Should you delay your OAS pension?
Last summer, Old Age Security (OAS) benefits permanently increased for the first time in almost 50 years. The payment increase is 10% and applies to seniors aged 75 and older.
This increase gets a further boost when seniors delay starting their OAS benefits. Monthly payments increase by 0.6% for each month you delay payments beyond the traditional age 65 start date. That’s a 7.2% increase for a one-year delay and a 36% increase for the maximum five-year delay at age 70.
Reasons to delay OAS payments
If you work beyond age 65, it often makes sense to delay OAS payments since you likely don’t need the pension income.
If you have retired by 65, the main reason to delay OAS payments is simply to gain additional financial security at older ages. You’ll receive a higher monthly benefit that’s indexed to inflation and guaranteed for life.
Why start at age 65?
Anyone who needs OAS benefits at age 65 to help support their retirement has an easy decision to begin when eligible.
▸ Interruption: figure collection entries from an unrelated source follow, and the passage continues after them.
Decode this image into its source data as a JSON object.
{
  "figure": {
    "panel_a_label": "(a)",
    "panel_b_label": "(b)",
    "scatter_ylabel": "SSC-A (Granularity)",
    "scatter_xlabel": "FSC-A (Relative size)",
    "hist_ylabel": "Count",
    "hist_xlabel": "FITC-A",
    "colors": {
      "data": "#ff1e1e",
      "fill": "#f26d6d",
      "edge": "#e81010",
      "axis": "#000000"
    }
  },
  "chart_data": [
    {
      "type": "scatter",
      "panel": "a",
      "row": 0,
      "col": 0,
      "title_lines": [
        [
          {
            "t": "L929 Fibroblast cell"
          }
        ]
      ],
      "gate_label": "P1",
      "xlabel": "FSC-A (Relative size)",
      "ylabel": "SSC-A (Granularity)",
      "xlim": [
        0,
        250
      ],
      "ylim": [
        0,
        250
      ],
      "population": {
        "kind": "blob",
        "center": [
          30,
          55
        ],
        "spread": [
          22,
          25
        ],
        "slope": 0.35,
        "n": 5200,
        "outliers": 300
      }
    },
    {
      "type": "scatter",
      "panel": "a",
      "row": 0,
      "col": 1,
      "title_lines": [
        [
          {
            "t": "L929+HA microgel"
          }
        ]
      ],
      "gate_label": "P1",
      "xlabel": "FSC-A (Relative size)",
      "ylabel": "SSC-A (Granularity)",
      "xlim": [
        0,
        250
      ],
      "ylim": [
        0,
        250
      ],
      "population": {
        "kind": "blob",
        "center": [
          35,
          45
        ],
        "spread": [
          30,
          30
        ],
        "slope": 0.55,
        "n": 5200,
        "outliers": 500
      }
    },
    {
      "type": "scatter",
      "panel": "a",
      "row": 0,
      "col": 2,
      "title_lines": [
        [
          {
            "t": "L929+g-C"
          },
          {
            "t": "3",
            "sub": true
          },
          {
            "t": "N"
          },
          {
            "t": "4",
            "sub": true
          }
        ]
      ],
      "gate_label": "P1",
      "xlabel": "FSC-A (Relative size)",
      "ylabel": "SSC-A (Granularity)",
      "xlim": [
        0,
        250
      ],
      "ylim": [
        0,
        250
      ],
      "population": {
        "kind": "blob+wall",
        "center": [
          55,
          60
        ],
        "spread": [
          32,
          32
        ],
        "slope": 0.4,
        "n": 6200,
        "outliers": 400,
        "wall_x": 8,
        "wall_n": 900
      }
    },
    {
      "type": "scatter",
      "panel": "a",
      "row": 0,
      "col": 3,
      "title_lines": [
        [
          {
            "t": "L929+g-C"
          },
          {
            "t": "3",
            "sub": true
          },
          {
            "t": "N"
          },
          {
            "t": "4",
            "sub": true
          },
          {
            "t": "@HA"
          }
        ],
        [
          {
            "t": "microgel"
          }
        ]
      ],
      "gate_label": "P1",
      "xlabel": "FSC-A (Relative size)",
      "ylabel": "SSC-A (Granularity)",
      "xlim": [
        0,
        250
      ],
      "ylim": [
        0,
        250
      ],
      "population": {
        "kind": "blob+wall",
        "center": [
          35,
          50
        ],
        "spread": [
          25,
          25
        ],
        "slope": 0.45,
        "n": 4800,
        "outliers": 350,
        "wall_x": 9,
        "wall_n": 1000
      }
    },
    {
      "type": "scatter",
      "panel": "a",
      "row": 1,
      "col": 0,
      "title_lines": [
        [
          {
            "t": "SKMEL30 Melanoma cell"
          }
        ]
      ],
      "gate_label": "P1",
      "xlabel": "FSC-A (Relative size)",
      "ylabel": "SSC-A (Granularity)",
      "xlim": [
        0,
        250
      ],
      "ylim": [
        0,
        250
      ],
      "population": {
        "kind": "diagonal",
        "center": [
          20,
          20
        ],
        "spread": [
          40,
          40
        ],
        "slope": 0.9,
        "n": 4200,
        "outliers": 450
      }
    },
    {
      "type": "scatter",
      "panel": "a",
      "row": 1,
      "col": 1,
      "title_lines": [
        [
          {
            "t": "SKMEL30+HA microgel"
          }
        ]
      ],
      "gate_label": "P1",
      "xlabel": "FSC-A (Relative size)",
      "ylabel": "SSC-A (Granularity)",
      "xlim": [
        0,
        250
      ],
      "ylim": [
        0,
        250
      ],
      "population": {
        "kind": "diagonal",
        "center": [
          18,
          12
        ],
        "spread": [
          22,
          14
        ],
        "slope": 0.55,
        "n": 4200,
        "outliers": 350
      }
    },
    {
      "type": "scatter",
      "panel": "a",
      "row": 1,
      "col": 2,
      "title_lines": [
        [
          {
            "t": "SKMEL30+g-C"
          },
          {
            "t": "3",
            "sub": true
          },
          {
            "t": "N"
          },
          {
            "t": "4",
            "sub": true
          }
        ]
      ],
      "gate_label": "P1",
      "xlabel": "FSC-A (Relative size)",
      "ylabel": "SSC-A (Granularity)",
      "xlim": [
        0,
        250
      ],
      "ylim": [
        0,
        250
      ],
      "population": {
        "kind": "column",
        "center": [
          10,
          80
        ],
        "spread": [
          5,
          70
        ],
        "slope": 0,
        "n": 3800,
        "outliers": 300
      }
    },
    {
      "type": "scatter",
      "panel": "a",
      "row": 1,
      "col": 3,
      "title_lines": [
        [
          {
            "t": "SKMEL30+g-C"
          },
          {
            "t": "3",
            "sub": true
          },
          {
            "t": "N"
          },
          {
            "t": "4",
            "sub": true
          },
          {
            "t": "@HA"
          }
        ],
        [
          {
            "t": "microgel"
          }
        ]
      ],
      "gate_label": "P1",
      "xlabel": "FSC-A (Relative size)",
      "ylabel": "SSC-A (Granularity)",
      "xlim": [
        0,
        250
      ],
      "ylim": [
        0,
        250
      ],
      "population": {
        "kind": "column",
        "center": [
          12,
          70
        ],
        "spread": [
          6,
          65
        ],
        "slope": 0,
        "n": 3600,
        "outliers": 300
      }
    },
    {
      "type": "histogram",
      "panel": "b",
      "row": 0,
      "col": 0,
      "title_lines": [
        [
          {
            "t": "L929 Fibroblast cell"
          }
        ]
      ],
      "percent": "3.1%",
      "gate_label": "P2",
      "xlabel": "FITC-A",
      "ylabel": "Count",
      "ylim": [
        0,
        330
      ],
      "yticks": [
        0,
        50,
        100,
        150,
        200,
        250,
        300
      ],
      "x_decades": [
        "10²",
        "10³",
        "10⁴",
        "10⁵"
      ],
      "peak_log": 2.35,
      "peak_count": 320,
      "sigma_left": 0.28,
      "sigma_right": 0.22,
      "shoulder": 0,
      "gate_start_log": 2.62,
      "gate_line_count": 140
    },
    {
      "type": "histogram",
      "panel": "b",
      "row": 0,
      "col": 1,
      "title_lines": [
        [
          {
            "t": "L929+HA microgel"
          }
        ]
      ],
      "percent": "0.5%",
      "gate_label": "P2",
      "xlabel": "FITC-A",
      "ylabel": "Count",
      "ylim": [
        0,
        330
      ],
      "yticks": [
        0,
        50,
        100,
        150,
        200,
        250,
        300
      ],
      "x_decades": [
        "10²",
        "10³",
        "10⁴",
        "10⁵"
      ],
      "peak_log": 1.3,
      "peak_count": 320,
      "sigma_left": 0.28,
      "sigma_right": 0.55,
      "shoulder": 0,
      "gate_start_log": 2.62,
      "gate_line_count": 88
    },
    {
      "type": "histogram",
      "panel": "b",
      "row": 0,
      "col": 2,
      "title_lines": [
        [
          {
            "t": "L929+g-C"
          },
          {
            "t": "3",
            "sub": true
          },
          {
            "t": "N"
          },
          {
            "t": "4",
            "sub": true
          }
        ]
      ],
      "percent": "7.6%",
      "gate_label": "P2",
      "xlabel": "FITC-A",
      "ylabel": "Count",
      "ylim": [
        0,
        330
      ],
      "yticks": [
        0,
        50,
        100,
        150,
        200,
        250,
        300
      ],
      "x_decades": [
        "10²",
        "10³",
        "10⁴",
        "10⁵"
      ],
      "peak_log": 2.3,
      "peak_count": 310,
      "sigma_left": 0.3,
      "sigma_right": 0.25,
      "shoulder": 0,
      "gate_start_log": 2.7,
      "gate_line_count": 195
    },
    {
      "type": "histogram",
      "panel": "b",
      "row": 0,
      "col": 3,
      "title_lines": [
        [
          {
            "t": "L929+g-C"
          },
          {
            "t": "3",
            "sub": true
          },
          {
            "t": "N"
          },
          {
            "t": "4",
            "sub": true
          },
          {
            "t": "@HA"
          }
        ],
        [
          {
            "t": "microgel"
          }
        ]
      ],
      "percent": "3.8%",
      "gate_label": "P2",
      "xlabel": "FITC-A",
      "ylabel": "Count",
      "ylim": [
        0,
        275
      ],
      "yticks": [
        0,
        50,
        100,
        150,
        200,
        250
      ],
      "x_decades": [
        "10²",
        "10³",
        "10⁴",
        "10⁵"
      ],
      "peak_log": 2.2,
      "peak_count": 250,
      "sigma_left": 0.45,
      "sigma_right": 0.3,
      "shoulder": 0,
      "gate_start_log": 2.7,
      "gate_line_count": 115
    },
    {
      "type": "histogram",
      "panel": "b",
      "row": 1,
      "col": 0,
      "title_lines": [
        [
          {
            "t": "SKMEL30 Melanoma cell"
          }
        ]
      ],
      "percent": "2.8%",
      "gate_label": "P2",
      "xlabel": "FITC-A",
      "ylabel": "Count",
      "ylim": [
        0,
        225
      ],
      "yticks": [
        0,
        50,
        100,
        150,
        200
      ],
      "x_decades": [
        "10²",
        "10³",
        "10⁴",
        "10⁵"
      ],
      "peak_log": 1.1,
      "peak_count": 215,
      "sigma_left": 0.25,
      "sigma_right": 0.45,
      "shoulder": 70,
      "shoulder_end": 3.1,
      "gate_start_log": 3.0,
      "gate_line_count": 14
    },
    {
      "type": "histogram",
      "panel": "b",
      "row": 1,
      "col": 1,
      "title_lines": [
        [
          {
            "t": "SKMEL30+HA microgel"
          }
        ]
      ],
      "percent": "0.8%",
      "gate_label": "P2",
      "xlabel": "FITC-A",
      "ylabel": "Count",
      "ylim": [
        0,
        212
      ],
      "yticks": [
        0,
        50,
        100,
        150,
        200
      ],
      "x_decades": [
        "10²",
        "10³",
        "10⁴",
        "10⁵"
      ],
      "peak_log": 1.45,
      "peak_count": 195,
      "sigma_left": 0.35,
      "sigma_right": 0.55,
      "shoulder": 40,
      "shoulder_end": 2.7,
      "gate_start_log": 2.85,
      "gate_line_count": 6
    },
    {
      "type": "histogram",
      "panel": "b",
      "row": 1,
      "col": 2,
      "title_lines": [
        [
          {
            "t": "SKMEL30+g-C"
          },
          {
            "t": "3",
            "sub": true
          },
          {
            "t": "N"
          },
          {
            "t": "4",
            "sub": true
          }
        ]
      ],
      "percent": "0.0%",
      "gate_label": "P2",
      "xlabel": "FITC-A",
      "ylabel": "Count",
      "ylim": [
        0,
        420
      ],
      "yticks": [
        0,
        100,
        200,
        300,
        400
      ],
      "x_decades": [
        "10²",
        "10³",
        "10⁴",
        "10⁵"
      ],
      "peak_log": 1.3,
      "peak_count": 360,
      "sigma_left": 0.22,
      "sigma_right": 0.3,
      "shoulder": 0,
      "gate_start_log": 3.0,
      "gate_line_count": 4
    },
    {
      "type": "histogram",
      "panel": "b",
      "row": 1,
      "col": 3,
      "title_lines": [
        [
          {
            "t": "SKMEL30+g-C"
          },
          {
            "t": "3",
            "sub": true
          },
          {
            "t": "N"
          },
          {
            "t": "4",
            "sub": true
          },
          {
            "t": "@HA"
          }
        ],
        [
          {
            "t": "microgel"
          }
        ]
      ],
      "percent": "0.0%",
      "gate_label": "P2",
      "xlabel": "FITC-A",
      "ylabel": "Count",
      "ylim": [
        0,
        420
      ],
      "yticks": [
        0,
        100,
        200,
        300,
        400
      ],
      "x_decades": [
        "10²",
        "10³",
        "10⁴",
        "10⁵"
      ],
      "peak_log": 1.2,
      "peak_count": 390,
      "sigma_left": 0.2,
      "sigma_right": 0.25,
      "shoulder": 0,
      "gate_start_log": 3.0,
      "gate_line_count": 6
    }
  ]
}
Even if the income isn’t needed, there are several reasons to start at 65. It means drawing down less from retirement savings, which may leave more assets as an inheritance. Beginning payments at 65 ensures money isn’t left on the table if a retiree doesn’t live long enough to benefit from increased payments at older ages. In addition, retirees who expect their mandatory Registered Retirement Income Fund (RRIF) withdrawals to result in a clawback of OAS benefits at age 71 may want to start receiving OAS payments at 65.